The convergence of institutional asset tokenization and mature trading infrastructure creates unprecedented opportunities for traditional finance participants to access blockchain-native liquidity. Lighter Protocol's achievement of Hyperliquid-level fee efficiency demonstrates that the technological barriers separating traditional and decentralized finance continue to erode, particularly as trading venues optimize for institutional requirements around latency, liquidity, and cost structure.

Market implications extend beyond the immediate participants. The DTCC's commitment to onchain Treasury settlement could accelerate similar initiatives across other asset classes, particularly as the infrastructure proves capable of handling institutional-scale volumes while maintaining regulatory compliance. The success of this implementation will likely influence other central securities depositories globally, potentially reshaping how sovereign debt markets operate worldwide.

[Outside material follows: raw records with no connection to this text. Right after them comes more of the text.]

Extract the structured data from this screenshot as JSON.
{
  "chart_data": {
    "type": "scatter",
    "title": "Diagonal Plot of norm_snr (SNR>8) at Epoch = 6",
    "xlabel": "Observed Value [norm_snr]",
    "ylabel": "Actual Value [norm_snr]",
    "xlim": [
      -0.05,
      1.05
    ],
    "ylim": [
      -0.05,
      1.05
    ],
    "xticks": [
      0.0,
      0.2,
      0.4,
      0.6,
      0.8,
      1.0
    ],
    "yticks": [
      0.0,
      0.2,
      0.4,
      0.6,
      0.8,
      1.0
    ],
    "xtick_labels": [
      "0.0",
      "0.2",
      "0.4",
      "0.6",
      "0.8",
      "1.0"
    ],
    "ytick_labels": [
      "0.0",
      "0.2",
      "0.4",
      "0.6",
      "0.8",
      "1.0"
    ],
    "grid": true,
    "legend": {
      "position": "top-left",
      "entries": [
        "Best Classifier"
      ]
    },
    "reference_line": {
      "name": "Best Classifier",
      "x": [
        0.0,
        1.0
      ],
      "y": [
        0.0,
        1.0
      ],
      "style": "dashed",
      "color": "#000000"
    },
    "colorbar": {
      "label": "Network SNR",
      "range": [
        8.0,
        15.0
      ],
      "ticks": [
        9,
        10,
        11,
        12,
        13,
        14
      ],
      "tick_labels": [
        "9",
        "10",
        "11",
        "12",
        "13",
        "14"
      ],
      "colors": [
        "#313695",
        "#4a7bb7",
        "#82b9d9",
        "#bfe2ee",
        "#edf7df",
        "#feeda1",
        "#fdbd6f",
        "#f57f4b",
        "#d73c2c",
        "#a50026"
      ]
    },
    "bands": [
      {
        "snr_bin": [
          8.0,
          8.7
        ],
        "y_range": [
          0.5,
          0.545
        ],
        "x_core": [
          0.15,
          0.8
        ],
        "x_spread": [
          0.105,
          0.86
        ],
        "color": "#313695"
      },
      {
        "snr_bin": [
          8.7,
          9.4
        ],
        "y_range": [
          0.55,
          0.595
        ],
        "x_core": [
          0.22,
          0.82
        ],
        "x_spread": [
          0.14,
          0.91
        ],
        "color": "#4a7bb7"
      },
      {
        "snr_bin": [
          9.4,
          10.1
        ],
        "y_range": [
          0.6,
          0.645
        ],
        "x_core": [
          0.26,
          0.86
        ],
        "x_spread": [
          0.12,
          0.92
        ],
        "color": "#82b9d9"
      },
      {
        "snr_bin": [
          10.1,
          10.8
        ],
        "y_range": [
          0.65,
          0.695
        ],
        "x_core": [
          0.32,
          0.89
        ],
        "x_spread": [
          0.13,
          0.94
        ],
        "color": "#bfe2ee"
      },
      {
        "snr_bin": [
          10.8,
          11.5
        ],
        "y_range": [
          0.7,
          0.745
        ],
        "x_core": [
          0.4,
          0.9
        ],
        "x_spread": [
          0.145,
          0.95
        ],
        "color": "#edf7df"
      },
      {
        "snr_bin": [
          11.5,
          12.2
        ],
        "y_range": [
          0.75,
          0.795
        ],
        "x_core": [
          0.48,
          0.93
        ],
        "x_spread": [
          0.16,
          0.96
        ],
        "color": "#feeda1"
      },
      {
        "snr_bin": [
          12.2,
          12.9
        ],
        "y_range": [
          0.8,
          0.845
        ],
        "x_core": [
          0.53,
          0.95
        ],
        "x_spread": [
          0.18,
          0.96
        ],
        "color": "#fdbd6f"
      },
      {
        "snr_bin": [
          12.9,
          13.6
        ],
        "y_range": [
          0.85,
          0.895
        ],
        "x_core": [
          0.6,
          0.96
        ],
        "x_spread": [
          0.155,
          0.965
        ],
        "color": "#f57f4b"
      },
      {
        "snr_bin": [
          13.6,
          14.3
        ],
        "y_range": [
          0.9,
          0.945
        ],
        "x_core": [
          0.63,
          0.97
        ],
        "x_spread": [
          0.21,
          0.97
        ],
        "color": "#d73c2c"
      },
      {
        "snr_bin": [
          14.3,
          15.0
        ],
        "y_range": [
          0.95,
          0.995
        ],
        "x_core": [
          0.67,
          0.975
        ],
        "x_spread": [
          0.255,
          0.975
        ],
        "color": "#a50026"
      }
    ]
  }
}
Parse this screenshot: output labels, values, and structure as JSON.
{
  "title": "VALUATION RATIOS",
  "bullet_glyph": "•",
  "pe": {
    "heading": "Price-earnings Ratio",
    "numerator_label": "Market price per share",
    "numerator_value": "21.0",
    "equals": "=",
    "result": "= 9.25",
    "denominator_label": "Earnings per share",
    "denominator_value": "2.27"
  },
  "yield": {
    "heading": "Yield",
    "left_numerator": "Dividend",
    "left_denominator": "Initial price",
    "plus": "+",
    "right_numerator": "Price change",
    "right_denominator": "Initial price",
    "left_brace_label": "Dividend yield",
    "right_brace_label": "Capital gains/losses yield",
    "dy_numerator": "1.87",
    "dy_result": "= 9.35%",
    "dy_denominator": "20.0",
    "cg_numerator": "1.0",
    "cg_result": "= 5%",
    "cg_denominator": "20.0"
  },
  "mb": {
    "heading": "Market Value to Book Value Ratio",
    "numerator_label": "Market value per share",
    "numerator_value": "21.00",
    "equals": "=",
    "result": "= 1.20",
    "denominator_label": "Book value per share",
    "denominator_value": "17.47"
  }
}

The technical achievement of moving $6 trillion worth of assets onto blockchain rails while maintaining institutional custody standards represents a watershed moment for the blockchain industry. It demonstrates that distributed ledger technology has matured sufficiently to handle the most critical components of global financial infrastructure, moving beyond experimental applications to core market functionality that underpins the broader financial system.